俯いて、声もださずに泣いて、数日は食欲もなく会話もない。まるで別人のような姉の姿は、一緒にいるこっちまで辛くなるほど鬱々としている。
生きているのか、死んでいるのかもわからないような姉よりは、クズのまま笑顔でいてくれたらと一瞬でも思うくらいに、そのときの姉は弱々しい。

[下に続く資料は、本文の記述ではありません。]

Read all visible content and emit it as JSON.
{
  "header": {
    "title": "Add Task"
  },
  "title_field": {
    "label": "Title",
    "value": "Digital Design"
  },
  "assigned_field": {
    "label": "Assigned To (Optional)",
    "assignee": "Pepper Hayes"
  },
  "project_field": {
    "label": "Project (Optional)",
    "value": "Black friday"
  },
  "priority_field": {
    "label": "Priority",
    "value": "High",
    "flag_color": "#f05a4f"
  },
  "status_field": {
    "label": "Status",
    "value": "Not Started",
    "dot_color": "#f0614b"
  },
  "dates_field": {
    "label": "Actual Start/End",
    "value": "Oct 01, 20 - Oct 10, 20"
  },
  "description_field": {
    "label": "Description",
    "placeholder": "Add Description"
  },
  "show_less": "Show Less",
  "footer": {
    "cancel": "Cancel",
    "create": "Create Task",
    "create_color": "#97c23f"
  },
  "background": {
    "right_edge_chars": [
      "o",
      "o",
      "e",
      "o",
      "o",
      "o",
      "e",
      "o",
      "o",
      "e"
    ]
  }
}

それがどうしてなのか、気がついたときには、嘘のように晴々とした表情でやりたい放題しているのだ。
「本当にゾンビ並のクズだよな」
改めて思い返すと浩史のゾンビ姉ちゃん発言はあながち間違ってはいない。
ただ、我が家のゾンビは甦るたびにクズ度がアップするオプション機能付きだ。
「浩史、お前っていい奴だよな」
「はい? 突然どうしたんだよ? ってか、なんで拝んでんの⁉ 」
心の底からしみじみと呟く俺に、浩史は理解しがたいと言わんばかりのひきつった表情を浮かべる。
血の繋がった弟ですら見放したくなる姉のダメさ加減を長所のように扱ってくれるのは、身近な人間ではきっと浩史くらいだろう。
あわよくば、姉の永久お世話役に就任してもらいたいが、そこまでは望むまい。
せめて、明日も明後日も、それから先の日常も友人でありつづけたい。
「浩史様、これからもよろしくお願いします」
「だから、拝むのをやめろって! 」
感謝と尊敬の気持ちを込めて更に拝みつづけたぼくは、浩史から思いっきり頬をつねられた。